No signs of Infection
The first puzzling result was that these children showed no evidence of infection. Many outbreaks of this nature are immediately assumed to be caused by infection. Yet, the sick children were not febrile nor did they have elevated white blood cell counts, both common indicators of infection.

Abnormally Low Blood Glucose Levels
Next, investigators assayed for a large number of markers, casting a wide net for hints. They found one in the form of strikingly low blood glucose levels, and they found further that children with the lowest levels were twice as likely to die.

Similarities to a Previous Outbreak
The final piece of the puzzle fell into place when investigators recognized similarities to a previous outbreak in the West Indies. In that case, the outbreak had been tied to a toxin found in the ackee fruit. This toxin, hypoglycin, as well as a similar toxin, methylenecyclopropyl glycine, are both found in the lychee fruit. The toxins in the fruit can cause acute hypoglycemia through inhibition of glucose synthesis.
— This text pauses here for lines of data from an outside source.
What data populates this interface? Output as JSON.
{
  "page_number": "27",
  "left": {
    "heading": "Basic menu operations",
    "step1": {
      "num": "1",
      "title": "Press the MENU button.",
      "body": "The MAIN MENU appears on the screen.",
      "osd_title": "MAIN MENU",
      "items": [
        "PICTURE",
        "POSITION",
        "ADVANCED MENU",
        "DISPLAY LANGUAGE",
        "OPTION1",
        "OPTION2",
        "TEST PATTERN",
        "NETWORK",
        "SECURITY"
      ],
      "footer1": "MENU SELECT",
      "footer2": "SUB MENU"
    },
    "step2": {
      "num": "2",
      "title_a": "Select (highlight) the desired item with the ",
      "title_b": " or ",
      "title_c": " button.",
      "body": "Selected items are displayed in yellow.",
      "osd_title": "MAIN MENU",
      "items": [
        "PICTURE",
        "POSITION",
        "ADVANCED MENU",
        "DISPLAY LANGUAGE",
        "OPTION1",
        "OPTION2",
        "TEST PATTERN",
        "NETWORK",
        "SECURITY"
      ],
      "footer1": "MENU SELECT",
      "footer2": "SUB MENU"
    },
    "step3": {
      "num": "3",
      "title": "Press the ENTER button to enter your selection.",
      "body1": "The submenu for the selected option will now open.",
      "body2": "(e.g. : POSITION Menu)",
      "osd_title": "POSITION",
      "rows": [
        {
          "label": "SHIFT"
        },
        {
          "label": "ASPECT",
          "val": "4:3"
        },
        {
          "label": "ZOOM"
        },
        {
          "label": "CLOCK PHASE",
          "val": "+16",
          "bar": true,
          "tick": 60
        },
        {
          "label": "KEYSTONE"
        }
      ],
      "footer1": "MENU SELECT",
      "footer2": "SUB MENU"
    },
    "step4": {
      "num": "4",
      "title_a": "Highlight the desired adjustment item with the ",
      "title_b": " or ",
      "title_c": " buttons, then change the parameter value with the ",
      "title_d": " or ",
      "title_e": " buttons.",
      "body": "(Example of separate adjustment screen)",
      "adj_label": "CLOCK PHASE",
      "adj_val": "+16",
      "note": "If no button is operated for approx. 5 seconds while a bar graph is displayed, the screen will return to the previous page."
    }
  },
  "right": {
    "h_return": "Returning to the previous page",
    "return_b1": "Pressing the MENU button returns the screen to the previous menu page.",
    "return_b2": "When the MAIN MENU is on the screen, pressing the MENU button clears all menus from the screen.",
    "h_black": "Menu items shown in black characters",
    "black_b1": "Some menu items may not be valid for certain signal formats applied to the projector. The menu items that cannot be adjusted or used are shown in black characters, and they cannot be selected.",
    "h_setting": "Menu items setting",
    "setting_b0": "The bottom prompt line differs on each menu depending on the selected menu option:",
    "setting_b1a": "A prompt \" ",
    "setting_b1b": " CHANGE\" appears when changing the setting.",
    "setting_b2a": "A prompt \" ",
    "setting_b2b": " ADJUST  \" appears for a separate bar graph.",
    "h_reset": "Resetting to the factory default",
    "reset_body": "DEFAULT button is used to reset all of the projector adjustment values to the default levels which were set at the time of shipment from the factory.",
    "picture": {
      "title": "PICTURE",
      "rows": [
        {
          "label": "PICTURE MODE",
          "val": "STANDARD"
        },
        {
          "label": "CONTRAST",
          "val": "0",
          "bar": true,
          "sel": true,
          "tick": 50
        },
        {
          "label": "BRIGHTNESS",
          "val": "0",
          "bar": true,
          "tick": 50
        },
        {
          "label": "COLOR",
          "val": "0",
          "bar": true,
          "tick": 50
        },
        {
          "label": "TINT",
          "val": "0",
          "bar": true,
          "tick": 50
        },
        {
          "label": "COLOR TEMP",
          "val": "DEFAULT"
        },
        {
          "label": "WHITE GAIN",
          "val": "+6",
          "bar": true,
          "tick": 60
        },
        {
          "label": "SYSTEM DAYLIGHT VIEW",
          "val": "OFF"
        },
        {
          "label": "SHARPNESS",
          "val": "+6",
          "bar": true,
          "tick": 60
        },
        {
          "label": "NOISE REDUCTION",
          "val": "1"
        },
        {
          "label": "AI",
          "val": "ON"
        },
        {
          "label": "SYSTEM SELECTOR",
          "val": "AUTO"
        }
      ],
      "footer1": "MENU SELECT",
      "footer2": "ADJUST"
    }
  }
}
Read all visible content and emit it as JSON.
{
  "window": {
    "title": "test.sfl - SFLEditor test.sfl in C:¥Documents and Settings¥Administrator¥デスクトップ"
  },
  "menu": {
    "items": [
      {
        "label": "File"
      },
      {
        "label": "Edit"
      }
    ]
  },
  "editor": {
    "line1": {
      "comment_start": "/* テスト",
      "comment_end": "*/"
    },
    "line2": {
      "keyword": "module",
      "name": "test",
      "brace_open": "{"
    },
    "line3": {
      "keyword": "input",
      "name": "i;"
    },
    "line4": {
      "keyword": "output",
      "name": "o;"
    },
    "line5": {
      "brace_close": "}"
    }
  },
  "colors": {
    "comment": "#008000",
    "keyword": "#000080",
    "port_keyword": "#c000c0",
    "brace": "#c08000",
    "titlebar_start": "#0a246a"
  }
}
Following the development of a urinalysis test for hypoglycin, remarkable abnormalities were found in the affected children, strongly implicating consumption of lychee fruit on an empty stomach as the cause of extreme hypoglycemia.

Limitations of the Findings
According to the study, “Parents in affected villages report that during May and June, young children frequently spend their day eating litchis in the surrounding orchards; many return home in the evening uninterested in eating a meal.” This common behavioral pattern coupled with the finding that only a single child from a village might be affected suggests that more factors than simply lychee consumption and a missed meal might contribute to susceptibility, including as yet unidentified genetic differences. The authors also concede that, “causality is considerably more difficult to establish,” but they believe their, “findings reflect a plausible, but not necessarily  sufficient, causal pathway between lychee consumption and illness.

Further Implications of the Study
The authors of the study also reference similar outbreaks in other lychee cultivation regions of India as well as Bangladesh and Vietnam that have yet to be investigated as exhaustively as the outbreak in Muzaffarpur. They suggest their findings may shed light on these similar illnesses. In general, the Muzaffarpur outbreak truly highlights the need for thorough investigation of unexplained illnesses in resource-limited settings. The application of similar systematic approaches has the potential to dramatically improve public health outcomes.